Download Handbook of Sleep Disorders - Chapter 32 - Surgical Treatment of Sleep-Related Breathing Disorders

Snoring, upper airway resistance syndrome (UARS), obstructive sleep apnea (OSA), and obstructive sleep apnea-hypopnea syndrome (OSAHS) are collectively referred to as sleep-related breathing disorders (SRBD). These terms describe a partial or complete obstruction of the upper airway during sleep. Patency of the pharyngeal airway is maintained by two opposing forces: negative intraluminal pressure and the activity of the upper airway musculature. Anatomical or central neural abnormalities can disrupt this delicate balance and result in compromise of the upper airway. This reduction of airway caliber may cause sleep fragmentation and subsequent behavioral derangements, such as excessive daytime sleepiness (EDS).
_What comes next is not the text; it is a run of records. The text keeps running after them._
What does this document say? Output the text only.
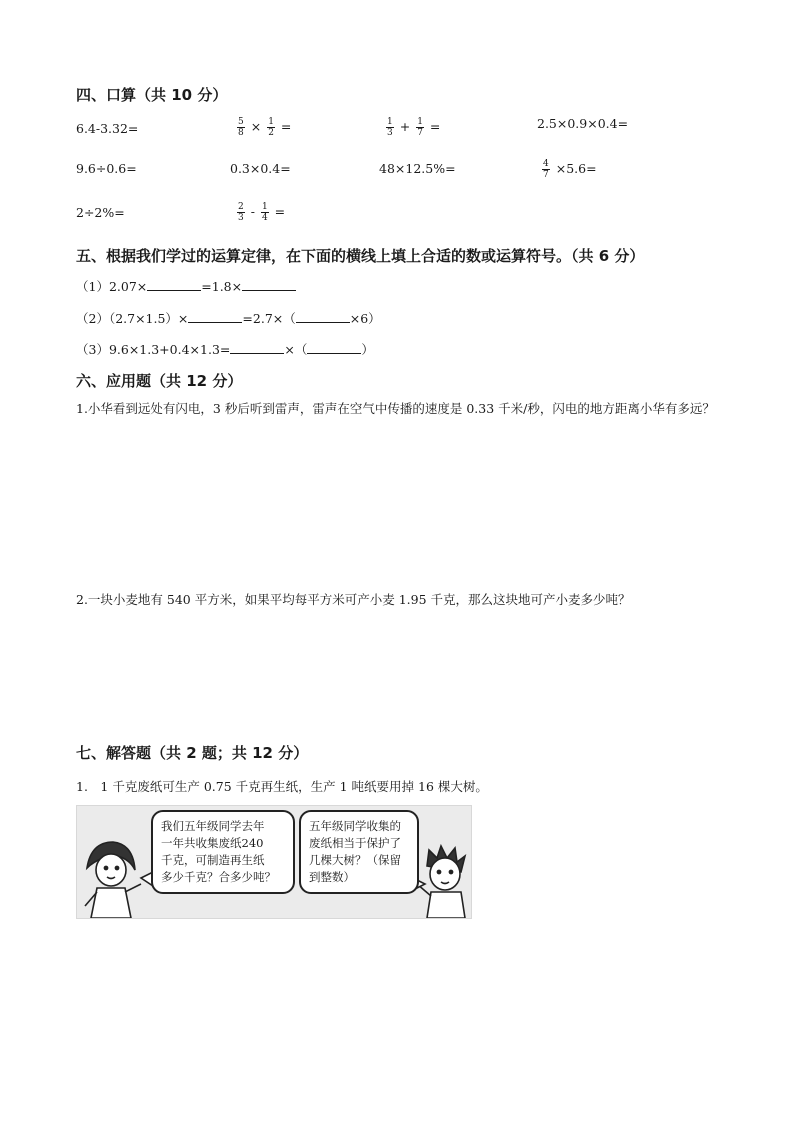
四、口算（共 10 分）
6.4-3.32=	$\frac{5}{8} \times \frac{1}{2}$ =	$\frac{1}{3} + \frac{1}{7}$ =	2.5×0.9×0.4=
9.6÷0.6=	0.3×0.4=	48×12.5%=	$\frac{4}{7} \times 5.6=$
2÷2%=	$\frac{2}{3} - \frac{1}{4}$ =
五、根据我们学过的运算定律，在下面的横线上填上合适的数或运算符号。（共 6 分）
（1）2.07×	=1.8×
（2）（2.7×1.5）×	=2.7×（	×6）
（3）9.6×1.3+0.4×1.3=	×（	）
六、应用题（共 12 分）
1.小华看到远处有闪电，3 秒后听到雷声，雷声在空气中传播的速度是 0.33 千米/秒，闪电的地方距离小华有多远？
2.一块小麦地有 540 平方米，如果平均每平方米可产小麦 1.95 千克，那么这块地可产小麦多少吨？
七、解答题（共 2 题；共 12 分）
1.　1 千克废纸可生产 0.75 千克再生纸，生产 1 吨纸要用掉 16 棵大树。
我们五年级同学去年
一年共收集废纸240
千克，可制造再生纸
多少千克？合多少吨？
五年级同学收集的
废纸相当于保护了
几棵大树？（保留
到整数）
The goal of medical and surgical therapy is to alleviate this obstruction and increase airway patency. The first therapeutic modality employed to treat SRBD was surgery. Kuhlo described placement of a tracheotomy tube in an attempt to bypass upper airway obstruction in Pickwickian patients. Although effective, tracheotomy does not address the specific sites of pharyngeal collapse and is not readily accepted by most patients. These sites include the nasal cavity/nasopharynx, oropharynx, and hypopharynx. Often, multilevel obstruction is present. Consequently, the surgical armamentarium has evolved to create techniques that correct the specific anatomical sites of obstruction. To eliminate SRBD, it is necessary to alleviate all levels of obstruction in an organized and safe protocol. The surgeon must counsel the patient regarding all  surgical techniques, risks, complications, and alternative medical therapies prior to intervention. Medical management is often considered the primary treatment of SRBD; however, there are  exceptions.

Treatment may consist of weight loss, avoidance of alcohol and sedating medications, and manipulation of body position during sleep. Currently, continuous positive airway pressure (CPAP) or bilevel positive airway pressure (BPAP) devices are the preferred methods of treatment and the standard to which other modalities are compared. The efficacy of CPAP has clearly been  demonstrated, but a subset of patients struggle to comply with or accept CPAP therapy. Patients who are unwilling or unable to comply with medical treatment may be candidates for surgery.